Description of Medical Condition

Single or multiple abscesses within the brain, usually occurring secondary to a focus of infection outside the central nervous system. May mimic brain tumor but evolves more rapidly (days to a few weeks). It starts as a cerebritis, becomes necrotic, and subsequently becomes encapsulated.

System(s) affected: Nervous

Genetics: No known genetic pattern

Incidence/Prevalence in USA: Infrequent

Predominant age: Median age 30-40

Predominant sex: Male > Female (2:1)

Brain Abscess

Medical Symptoms and Signs of Disease

  • Recent onset of headache becoming severe
  • Nausea and vomiting
  • Mental changes progressing to stupor and coma
  • Afebrile or low-grade fever
  • Neck stiffness
  • Seizures
  • Papilledema
  • Focal neurological signs depending on location

What Causes Disease?

  • Direct extension from otitis, mastoiditis, sinusitis or dental infection
  • Cranial osteomyelitis
  • Penetrating skull trauma
  • Prior craniotomy
  • Bacteremia from lung abscess, pneumonia
  • Bacterial endocarditis
  • Fungal infection of the nasopharynx
  • Toxoplasma gondii (in AIDS patients)
  • Cyanotic congenital heart disease
  • Intravenous drug use
  • No source found in 20%
  • Most common infective organisms — streptococci, staphylococci, enteric gram-negative bacilli and anaerobes (usually same as source of infection), Nocardia

Risk Factors

  • AIDS
  • Immunocompromised
  • IV drug abuse

Diagnosis of Disease

Differential Diagnosis

  • Brain tumors
  • Cysticercosis
  • Stroke
  • Resolving intracranial hemorrhage
  • Subdural empyema
  • Extradural abscess
  • Encephalitis


  • WBC may be normal or mildly elevated
  • Culture of abscess contents, predominant organisms include Toxoplasma (AIDS), Staphylococcus (trauma), aerobic or anaerobic bacteria, fungi (rare)
  • Blood studies — mild polymorphonuclear leukocytosis. elevated sedimentation rate

Drugs that may alter lab results: Prior administration of antibiotics

Disorders that may alter lab results: N/A

Pathological Findings

  • Suppuration, liquefaction, encapsulation, depending on stage of evolution
  • Fibrosis

Special Tests

Surgical burr hole with aspiration to make a specific bacteriologic diagnosis


  • CT or MRI are diagnostic methods of choice — findings are dependent on stages of the abscess
  • Radionuclide 117 IN-labeled leukocytes may distinguish abscess from neoplasm

Diagnostic Procedures

  • History, physical exam
  • Lumbar puncture often contraindicated
  • Search for primary source of infection (chest x-ray, skull film for fracture, sinus films, etc.)

Treatment (Medical Therapy)

Appropriate Health Care

Inpatient for close observation, diagnostic evaluation, and specialty consultation (neurology, neurosurgery, infectious disease)

General Measures

  • Palliative and supportive
  • Medical therapy
    • For surgical inaccessible, multiple abscesses
    • For abscesses in early cerebritis stage
    • Small (< 2.5 cm) abscess
    • Therapy directed toward most likely organism

Surgical Measures

  • Surgical therapy
    • Mandatory when neurologic deficits are severe or progressive
    • Used when the abscess is in the posterior fossa
    • Abscess drainage — (via needle) under stereotactic CT guidance through a burr hole under local anesthesia, is most rapid and effective method.

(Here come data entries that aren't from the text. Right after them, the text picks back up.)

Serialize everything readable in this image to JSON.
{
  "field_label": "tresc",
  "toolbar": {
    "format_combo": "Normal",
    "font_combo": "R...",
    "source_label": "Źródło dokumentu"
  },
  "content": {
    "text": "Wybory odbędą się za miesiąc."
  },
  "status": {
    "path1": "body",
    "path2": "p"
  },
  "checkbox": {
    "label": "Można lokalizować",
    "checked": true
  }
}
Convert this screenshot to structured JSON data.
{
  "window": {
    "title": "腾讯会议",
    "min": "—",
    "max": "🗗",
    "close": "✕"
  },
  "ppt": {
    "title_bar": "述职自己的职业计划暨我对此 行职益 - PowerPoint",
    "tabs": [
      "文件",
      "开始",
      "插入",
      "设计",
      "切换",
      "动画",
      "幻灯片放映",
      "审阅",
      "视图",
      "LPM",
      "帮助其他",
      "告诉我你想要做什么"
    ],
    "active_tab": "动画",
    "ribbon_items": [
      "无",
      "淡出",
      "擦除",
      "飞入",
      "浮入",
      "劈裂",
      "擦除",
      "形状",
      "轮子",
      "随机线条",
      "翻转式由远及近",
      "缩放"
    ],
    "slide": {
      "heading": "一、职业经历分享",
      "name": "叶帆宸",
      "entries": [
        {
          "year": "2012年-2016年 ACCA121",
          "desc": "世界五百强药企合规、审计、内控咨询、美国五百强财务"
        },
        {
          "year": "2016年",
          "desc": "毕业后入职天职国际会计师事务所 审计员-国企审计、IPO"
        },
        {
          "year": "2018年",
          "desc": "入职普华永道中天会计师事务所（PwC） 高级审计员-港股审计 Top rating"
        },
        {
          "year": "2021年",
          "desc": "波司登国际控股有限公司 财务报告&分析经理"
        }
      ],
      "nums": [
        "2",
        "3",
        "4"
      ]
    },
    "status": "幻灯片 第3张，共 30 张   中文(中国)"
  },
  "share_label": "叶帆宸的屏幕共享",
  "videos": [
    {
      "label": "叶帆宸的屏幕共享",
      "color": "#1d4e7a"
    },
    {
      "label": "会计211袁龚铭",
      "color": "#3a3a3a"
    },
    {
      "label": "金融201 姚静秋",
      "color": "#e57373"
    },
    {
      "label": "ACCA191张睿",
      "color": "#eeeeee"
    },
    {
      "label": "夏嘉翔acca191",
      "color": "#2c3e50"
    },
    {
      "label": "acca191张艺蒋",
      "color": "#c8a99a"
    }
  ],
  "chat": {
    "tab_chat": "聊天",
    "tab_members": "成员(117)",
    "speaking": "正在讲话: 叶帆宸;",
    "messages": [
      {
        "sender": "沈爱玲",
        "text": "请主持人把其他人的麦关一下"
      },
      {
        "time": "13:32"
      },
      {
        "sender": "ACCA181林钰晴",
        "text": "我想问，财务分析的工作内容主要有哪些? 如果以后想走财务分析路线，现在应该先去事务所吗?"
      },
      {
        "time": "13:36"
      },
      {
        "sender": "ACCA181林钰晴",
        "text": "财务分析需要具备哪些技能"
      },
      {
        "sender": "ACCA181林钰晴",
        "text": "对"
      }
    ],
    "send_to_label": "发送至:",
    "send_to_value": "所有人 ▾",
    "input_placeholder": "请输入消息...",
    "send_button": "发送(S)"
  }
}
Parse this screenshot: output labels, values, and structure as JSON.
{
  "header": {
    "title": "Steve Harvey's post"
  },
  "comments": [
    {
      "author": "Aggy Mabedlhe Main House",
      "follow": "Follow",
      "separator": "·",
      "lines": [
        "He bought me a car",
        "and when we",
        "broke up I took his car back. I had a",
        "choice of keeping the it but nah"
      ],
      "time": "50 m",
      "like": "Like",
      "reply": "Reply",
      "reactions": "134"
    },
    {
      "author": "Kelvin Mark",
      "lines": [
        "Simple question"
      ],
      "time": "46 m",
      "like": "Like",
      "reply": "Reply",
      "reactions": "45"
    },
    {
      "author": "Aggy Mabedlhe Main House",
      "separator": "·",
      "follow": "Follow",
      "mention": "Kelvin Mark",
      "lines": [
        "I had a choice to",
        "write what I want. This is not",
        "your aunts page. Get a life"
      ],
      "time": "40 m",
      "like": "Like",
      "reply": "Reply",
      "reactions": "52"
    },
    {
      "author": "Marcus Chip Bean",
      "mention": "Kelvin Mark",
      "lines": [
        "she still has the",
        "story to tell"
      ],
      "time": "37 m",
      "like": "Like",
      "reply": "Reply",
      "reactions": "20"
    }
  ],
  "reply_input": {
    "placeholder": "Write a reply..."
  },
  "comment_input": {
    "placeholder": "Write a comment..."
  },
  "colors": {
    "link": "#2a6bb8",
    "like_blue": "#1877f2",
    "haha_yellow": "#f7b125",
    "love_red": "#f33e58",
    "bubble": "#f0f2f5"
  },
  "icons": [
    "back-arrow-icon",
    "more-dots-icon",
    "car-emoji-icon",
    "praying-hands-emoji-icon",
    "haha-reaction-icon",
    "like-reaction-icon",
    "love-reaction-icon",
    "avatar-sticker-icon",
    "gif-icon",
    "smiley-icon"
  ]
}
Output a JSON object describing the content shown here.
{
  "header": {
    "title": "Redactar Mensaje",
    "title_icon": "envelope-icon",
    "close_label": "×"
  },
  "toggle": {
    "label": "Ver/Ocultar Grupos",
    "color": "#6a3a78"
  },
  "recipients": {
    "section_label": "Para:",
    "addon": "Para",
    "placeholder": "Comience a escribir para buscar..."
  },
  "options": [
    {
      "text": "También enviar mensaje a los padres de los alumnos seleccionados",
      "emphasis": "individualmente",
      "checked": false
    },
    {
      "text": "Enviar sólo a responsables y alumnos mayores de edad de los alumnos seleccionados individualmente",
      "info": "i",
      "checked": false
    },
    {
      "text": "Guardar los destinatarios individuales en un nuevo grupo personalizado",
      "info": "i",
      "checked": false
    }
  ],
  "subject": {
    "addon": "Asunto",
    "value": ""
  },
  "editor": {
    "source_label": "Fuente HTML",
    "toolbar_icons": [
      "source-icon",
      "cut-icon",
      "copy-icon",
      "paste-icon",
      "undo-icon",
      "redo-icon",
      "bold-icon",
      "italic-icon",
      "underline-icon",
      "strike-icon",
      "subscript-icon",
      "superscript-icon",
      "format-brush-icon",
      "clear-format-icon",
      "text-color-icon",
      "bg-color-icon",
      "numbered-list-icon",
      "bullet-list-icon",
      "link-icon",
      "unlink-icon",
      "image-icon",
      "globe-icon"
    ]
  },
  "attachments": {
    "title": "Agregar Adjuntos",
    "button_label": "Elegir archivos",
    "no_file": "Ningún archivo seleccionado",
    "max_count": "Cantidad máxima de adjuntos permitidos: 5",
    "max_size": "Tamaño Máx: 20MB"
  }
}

May be repeated if needed.
    • Craniotomy — if abscess is large or multilocular
    • Abscess resulting from trauma


Bedrest until infection controlled and abscess evacuated or resolving, then up as tolerated


IV fluids if nausea and vomiting present

Patient Education

For patient education materials favorably reviewed on this topic, contact: Brain Research Foundation, 208 S. LaSalle Street. Suite 1426, Chicago, IL 60604, (312)782-4311

Medications (Drugs, Medicines)

Drug(s) of Choice

  • Antibiotics according to organism if known
  • If organism unknown, begin with penicillin G and metronidazole, or chloramphenicol (Chloromycetin), if metronidazole cannot be used
  • Add oxacillin or nafcillin if trauma or IV drug user (use vancomycin in penicillin-sensitive patients)
  • If gram-negative organism suspected (otic, Gl, GU organ) add third-generation cephalosporin
  • Abscess associated with HIV infection assumed to be due to Toxoplasma gondii — daily doses of sulfadiazine and pyrimethamine. Therapy will be life-long in AIDS patients.
  • Anticonvulsants — phenytoin until abscess resolved or perhaps longer. Obtain anticonvulsant levels.
  • Following surgical procedure — corticosteroids to reduce edema. Dexamethasone. Taper rapidly. Use usually limited to 1 week. Continue antibiotics for 6-8 weeks.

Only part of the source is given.